Namun, niat saya yang hanya ingin memberikan saran tampaknya tidak diterima dengan baik. Guru tersebut justru merespons dengan merendahkan saya, "Ini adalah permintaan dari otoritas sekolah, dan saya adalah guru di sini. Memangnya kamu guru? Memangnya kamu berhak mengatur disini?"
Jawaban itu sangat mengecewakan saya. Rasa marah dan kecewa sempat mengganggu konsentrasi saya saat ujian berlangsung. Teman-teman lain juga kebingungan dan terus bertanya karena tidak memahami soal, baik karena keterbatasan pemahaman materi atau kendala bahasa.
Pada saat itu, saya memilih diam dan berusaha tetap fokus meskipun suasana kelas ramai oleh diskusi selama ujian. Pada akhirnya, saya berhasil meraih nilai tertinggi di kelas.
Istilah kedua adalah Ad Verecundiam.
Saya pertama kali mengenal istilah ini pada pertengahan semester ketika seorang teman lama yang kuliah di fakultas hukum di salah satu universitas di Malang meminta saya untuk mempelajarinya. Setelah memahami sekilas topik ini, saya merasa sangat tertarik dan berusaha memahaminya lebih dalam.
Ad Verecundiam adalah kesalahan logika yang terjadi ketika seseorang menganggap suatu pernyataan benar hanya karena disampaikan oleh figur otoritas, meskipun figur tersebut tidak memiliki keahlian di bidang yang sedang dibicarakan.
Sebagai contoh, saya ingin membahas Guru Gembul.
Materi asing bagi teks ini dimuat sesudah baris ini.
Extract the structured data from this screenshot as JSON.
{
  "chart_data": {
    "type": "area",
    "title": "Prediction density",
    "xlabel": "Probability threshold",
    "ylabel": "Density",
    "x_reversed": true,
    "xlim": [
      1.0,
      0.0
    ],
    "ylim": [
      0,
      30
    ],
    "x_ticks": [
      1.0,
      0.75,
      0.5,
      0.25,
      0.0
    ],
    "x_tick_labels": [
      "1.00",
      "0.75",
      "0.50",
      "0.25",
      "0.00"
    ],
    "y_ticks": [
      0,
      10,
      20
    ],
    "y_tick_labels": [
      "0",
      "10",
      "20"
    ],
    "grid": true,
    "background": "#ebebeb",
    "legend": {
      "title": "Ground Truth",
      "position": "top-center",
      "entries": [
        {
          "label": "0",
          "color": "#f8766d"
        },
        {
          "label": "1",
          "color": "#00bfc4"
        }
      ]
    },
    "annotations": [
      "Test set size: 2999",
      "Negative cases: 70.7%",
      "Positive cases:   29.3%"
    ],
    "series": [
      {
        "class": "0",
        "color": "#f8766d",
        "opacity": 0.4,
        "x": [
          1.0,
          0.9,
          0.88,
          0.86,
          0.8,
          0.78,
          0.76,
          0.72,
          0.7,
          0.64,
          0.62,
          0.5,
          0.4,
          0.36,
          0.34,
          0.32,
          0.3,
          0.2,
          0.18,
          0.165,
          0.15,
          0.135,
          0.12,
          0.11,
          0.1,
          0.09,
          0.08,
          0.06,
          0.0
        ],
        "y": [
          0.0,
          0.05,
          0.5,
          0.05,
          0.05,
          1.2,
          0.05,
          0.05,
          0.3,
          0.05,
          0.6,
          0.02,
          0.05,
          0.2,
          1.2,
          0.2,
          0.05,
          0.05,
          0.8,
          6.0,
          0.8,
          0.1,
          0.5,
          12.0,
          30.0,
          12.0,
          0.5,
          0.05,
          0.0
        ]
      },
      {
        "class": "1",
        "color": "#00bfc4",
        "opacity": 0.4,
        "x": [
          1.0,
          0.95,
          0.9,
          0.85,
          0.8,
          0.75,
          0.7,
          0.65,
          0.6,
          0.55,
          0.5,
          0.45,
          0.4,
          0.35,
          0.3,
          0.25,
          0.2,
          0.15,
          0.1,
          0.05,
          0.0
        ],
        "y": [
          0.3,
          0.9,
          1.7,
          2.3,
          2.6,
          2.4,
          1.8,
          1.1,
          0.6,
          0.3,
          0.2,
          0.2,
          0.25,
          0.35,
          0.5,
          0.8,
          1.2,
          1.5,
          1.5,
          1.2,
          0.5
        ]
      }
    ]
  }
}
Siapa yang tidak mengenal Guru Gembul? Saya mengenalnya sebagai seorang kritikus yang sering membahas berbagai isu, terutama yang berkaitan dengan pendidikan dan keislaman. Dalam salah satu kontennya, Guru Gembul pernah mengkritik seorang pengikutnya di YouTube. Pengikut tersebut cenderung mencari-cari kesalahan orang lain dan menggunakan setiap pernyataan Guru Gembul sebagai landasan berpikir, tanpa mempertimbangkan konteks atau melakukan riset lebih lanjut.
Banyak tokoh yang aktif di dunia maya, seperti Raymond Chin, Felix Siauw, Ferry Irwandi, dan Timothy Ronald, sering kali menekankan kepada pengikut mereka untuk tidak menjadikan satu sumber sebagai acuan tunggal. Mereka mendorong audiens untuk melakukan riset mandiri. Bahkan, dalam konten yang membahas prediksi pasar kripto, Timothy dan rekannya, Kalimasada, selalu mengingatkan, "Ini hanya analisis pribadi, silakan lakukan riset mandiri."
Guru Gembul juga sering kali menjadi makian, terutama ketika ia mengkritik tokoh-tokoh agama. Dalam sebuah debat melawan Ustadz Nuruddin, Guru Gembul berusaha menjelaskan argumennya secara logis, tanpa melibatkan keyakinan atau pandangan agama tertentu. Namun, ia diserang dengan argumen ad hominem, seperti "Anda ini tidak paham Islam," dan ad verecundiam, seperti "Ulama ini sudah mengatakan demikian, dan itu pasti benar karena beliau memiliki ilmu yang lebih tinggi daripada Anda."